Step 1 :Given two independent random samples with the following results: \[\begin{array}{ll} n_{1}=13 & n_{2}=7 \\ \bar{x}_{1}=94 & \bar{x}_{2}=128 \\ s_{1}=15 & s_{2}=16 \end{array}\]
Step 2 :We are asked to find the $95 \%$ confidence interval for the true difference between the population means. We assume that the population variances are not equal and that the two populations are normally distributed.
Step 3 :The formula for the confidence interval in this case is: \[(\bar{x}_1 - \bar{x}_2) \pm t_{\alpha/2} \sqrt{\frac{s_1^2}{n_1} + \frac{s_2^2}{n_2}}\] where: \(\bar{x}_1\) and \(\bar{x}_2\) are the sample means, \(s_1\) and \(s_2\) are the sample standard deviations, \(n_1\) and \(n_2\) are the sample sizes, and \(t_{\alpha/2}\) is the t-score for a 95% confidence interval.

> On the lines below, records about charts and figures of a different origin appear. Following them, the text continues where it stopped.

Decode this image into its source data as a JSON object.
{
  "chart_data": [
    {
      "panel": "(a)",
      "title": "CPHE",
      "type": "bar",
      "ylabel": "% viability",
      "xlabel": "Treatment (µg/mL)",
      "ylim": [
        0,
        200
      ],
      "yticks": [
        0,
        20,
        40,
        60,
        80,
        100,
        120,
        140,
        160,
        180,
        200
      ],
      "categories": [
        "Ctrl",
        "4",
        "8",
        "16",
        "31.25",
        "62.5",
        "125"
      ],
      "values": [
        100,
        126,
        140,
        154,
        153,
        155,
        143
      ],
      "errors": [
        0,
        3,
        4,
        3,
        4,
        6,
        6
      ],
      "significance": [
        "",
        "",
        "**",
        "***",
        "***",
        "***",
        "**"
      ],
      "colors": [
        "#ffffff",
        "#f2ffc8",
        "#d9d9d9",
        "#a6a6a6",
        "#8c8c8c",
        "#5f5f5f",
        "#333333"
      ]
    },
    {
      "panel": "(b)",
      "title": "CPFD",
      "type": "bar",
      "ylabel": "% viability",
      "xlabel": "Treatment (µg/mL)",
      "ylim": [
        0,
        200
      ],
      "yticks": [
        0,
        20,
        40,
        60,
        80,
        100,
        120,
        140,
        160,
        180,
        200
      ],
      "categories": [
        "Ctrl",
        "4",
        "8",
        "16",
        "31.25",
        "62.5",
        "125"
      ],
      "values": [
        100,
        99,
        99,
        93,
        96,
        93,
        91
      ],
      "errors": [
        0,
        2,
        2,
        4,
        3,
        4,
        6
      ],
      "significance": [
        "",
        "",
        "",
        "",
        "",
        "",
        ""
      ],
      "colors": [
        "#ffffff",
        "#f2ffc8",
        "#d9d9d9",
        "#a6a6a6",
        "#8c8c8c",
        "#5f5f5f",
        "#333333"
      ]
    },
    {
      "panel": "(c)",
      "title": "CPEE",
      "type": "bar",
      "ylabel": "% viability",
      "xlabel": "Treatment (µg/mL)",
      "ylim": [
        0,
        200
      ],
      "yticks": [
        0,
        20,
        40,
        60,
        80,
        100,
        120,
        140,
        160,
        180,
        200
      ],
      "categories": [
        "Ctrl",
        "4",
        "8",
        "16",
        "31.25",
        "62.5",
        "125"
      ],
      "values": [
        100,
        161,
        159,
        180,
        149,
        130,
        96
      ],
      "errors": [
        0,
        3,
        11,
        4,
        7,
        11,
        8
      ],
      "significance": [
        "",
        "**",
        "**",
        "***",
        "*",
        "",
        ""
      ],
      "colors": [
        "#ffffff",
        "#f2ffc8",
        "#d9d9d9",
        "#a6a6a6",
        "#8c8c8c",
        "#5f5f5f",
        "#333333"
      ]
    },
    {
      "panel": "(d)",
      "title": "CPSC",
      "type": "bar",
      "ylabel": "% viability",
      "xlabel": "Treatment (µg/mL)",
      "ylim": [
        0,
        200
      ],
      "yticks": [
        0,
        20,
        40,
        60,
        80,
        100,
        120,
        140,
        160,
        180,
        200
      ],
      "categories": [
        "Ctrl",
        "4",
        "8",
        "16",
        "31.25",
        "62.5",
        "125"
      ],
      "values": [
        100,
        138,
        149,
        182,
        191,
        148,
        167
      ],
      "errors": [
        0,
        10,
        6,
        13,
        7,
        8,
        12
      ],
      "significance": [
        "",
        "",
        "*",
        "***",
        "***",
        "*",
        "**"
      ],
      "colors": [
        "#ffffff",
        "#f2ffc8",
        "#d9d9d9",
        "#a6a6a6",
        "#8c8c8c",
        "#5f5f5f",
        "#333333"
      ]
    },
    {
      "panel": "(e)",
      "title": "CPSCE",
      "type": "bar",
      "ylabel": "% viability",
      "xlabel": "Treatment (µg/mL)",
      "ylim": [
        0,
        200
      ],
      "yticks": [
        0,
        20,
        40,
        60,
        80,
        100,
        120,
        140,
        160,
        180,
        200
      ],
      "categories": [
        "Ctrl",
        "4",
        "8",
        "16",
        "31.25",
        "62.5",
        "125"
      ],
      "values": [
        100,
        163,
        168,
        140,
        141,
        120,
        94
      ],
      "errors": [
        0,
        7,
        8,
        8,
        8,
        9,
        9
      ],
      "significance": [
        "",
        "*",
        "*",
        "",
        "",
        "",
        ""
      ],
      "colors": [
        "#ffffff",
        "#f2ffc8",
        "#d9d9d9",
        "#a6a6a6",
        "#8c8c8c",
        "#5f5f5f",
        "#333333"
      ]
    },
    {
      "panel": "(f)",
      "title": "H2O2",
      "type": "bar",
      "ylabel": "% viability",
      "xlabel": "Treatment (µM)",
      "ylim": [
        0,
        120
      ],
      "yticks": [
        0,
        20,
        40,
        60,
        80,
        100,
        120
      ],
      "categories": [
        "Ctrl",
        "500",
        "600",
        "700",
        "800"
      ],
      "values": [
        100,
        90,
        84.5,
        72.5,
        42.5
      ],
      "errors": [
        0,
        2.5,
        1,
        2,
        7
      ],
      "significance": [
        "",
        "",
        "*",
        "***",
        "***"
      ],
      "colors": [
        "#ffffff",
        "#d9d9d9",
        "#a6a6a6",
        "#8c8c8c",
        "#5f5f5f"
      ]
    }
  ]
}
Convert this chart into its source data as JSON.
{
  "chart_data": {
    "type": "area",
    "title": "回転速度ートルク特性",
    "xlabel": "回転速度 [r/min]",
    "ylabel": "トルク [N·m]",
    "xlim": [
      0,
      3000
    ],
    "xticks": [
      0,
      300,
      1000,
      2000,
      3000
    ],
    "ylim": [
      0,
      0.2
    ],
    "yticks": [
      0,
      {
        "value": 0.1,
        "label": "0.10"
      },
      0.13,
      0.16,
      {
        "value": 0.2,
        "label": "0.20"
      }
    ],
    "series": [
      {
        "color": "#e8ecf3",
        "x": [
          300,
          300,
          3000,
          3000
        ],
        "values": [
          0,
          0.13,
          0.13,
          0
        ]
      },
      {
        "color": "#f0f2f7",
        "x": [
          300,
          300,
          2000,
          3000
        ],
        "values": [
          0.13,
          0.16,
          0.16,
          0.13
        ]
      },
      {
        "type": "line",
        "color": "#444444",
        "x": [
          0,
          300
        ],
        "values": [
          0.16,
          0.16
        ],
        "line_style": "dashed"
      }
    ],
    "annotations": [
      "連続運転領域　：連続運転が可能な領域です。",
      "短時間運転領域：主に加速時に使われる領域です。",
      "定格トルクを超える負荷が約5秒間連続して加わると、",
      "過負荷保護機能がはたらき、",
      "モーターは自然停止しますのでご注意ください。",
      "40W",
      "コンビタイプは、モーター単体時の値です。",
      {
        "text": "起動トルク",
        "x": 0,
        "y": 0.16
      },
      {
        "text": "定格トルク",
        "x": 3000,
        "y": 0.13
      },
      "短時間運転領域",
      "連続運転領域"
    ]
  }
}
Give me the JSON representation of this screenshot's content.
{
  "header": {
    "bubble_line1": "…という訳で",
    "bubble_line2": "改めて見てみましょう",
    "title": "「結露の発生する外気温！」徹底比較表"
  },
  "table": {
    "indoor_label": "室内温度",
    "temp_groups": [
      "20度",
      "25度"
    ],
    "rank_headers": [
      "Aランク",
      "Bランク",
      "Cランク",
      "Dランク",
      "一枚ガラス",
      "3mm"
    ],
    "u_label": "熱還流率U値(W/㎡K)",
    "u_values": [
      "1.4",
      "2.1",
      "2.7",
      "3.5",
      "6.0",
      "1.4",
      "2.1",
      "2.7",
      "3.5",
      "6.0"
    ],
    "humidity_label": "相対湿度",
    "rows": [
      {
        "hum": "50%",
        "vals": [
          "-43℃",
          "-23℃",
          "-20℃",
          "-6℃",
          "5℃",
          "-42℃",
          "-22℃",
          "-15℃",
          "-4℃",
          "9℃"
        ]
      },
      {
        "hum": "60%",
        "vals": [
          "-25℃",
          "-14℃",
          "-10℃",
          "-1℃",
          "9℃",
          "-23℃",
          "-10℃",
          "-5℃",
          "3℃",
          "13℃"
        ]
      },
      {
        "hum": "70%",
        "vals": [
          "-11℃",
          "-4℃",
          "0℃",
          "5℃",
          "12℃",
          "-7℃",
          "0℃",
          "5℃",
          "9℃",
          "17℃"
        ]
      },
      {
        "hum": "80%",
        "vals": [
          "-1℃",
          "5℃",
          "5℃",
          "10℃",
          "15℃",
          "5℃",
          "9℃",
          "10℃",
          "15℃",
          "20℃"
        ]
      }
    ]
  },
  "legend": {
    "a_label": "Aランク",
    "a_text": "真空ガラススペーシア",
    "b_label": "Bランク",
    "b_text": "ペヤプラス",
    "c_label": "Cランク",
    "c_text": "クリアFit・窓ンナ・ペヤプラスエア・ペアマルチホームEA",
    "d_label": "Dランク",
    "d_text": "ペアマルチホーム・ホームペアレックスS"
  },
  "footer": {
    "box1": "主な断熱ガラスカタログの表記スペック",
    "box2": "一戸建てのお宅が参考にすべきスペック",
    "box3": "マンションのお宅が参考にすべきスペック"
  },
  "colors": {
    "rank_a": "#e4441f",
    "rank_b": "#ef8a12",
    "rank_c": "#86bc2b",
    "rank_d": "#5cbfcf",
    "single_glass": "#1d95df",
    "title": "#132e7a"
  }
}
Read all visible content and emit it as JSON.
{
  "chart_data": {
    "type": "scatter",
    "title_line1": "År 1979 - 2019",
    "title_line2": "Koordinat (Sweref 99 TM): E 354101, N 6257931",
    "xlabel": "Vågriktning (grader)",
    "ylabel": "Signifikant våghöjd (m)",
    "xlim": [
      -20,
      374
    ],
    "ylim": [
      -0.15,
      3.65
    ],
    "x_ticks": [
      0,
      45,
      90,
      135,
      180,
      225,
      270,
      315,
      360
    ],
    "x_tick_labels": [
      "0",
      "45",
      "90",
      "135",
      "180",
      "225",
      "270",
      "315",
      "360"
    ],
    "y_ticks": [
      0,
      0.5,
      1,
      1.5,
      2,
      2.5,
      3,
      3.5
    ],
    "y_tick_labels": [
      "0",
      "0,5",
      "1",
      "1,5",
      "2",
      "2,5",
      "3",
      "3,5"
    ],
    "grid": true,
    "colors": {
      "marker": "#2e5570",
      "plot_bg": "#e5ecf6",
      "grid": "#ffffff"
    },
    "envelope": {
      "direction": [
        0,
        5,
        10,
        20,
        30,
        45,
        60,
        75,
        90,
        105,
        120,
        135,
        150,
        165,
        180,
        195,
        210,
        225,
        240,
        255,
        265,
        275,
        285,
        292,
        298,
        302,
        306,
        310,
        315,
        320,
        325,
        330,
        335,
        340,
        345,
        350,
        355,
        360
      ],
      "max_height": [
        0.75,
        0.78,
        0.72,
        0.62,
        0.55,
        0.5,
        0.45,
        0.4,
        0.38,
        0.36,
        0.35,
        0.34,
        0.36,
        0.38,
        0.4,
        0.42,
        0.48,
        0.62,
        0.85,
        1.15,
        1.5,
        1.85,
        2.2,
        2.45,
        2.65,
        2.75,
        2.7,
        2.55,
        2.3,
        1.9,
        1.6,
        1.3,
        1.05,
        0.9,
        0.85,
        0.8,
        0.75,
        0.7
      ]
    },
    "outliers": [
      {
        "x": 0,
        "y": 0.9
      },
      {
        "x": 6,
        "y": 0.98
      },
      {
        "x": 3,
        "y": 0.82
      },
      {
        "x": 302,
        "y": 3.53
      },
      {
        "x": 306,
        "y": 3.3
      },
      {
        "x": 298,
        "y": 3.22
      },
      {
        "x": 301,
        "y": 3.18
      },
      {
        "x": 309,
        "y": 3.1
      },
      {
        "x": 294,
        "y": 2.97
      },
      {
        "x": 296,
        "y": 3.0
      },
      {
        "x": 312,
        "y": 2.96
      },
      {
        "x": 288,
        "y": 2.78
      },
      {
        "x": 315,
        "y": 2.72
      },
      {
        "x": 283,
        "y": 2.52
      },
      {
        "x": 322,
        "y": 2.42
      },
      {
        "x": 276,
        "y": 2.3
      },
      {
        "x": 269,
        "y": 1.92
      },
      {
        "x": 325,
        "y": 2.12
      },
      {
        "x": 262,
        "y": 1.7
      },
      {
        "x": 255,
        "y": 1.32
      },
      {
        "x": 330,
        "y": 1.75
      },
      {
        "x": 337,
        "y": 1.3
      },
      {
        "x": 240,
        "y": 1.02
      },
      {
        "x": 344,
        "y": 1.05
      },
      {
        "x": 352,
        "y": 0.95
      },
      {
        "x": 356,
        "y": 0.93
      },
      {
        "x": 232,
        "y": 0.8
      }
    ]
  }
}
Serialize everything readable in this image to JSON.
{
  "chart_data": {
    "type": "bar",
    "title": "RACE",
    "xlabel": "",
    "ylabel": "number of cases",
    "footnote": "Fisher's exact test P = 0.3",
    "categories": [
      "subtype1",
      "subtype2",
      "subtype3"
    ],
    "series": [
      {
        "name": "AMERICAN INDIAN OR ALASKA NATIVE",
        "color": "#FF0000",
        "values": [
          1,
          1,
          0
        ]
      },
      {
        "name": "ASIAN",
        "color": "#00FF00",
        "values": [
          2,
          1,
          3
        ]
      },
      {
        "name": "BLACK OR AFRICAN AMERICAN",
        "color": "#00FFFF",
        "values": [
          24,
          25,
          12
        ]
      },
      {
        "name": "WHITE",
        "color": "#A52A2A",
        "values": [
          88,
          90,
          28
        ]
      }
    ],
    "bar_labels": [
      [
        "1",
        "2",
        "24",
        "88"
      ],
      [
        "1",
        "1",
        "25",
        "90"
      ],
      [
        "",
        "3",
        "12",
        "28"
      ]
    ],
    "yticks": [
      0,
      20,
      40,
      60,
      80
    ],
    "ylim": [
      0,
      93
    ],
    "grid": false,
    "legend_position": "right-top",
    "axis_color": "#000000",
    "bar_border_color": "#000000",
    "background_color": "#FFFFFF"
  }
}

Step 4 :The degrees of freedom for this t-distribution is the smaller of \(n_1 - 1\) and \(n_2 - 1\). In this case, the degrees of freedom is 6.
Step 5 :Plugging in the given values into the formula, we find that the lower bound of the confidence interval is -52 and the upper bound is -16.
Step 6 :Thus, the $95 \%$ confidence interval for the true difference between the population means is \(\boxed{(-52, -16)}\).